Kontributor: Bunga Primasari
|
Sumber: http://tinyurl.com/3trf48b |
Bakmi.
Si panjang (baik lurus maupun keriting) berkelir kuning yang difavoritkan
banyak orang sebagai makanan pengganti nasi ini memang mudah ditemukan di mana
saja. Versi gerobak maupun gerai, sama lezatnya, -tergantung pilihan konsumen.
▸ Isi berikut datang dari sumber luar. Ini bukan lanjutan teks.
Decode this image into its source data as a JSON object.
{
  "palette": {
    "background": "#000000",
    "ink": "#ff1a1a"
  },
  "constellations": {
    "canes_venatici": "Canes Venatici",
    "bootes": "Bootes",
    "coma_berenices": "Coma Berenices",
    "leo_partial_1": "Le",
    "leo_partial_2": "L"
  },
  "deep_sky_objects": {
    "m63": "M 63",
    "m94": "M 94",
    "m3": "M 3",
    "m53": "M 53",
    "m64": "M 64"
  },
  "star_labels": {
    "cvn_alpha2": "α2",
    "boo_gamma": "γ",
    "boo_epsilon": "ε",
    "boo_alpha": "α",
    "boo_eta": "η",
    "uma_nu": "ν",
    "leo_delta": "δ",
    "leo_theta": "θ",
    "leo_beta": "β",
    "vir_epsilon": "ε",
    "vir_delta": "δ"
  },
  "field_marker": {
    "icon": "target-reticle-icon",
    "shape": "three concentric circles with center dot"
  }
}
Variasi rasa dan model penyajiannya juga banyak; bakmi ayam, sapi, seafood, goreng, kuah, kuah-pisah, dll.
Namun,
ada sesuatu di balik kesemuanya itu. Saat disajikan, pernahkah Anda
memperhatikan tampilan bakmi pesanan Anda? Untuk bakmi kuah, jamak terlihat minyak
yang berenang-renang di permukaannya, sedangkan pada bakmi tanpa kuah (biasanya
kuahnya dipisah) akan tampak kesan berminyak atau mengkilat pada permukaan untaian-untaiannya.
|
Sumber: http://tinyurl.com/7unazpd |
Pertanyaan
selanjutnya adalah, “Tahukah Anda bumbu apa saja yang ditambahkan pada bakmi
untuk mendongkrak rasanya?”. Pada dasarnya ada tiga macam, yaitu kecap (manis
ataupun asin), penyedap rasa, dan minyak. Mari kita bahas bumbu ketiga. Minyak.
Bermacam minyak digunakan oleh para pedagang bakmi untuk menggelitik sensor pendeteksi
rasa gurih pada lidah konsumennya. Ada pedagang yang menggunakan campuran
minyak sayur dengan kaldu (ayam ataupun sapi), dan ada pula yang menambahkan
kaldu yang berasal dari minyak babi. Nah, “lapchong” atau “lapchiong” adalah
sebutan lain minyak babi. Secara harfiah, sebenarnya “lapchiong” bermakna sosis
yang terbuat dari daging babi khas perkulineran negeri tirai bambu. Lapchiong yang berasa sedikit manis ini
biasa dijual dalam format kering di toko bahan makanan atau supermarket. Minyak
si lapchiong disebut lapchong alias minyak kaldu daging babi.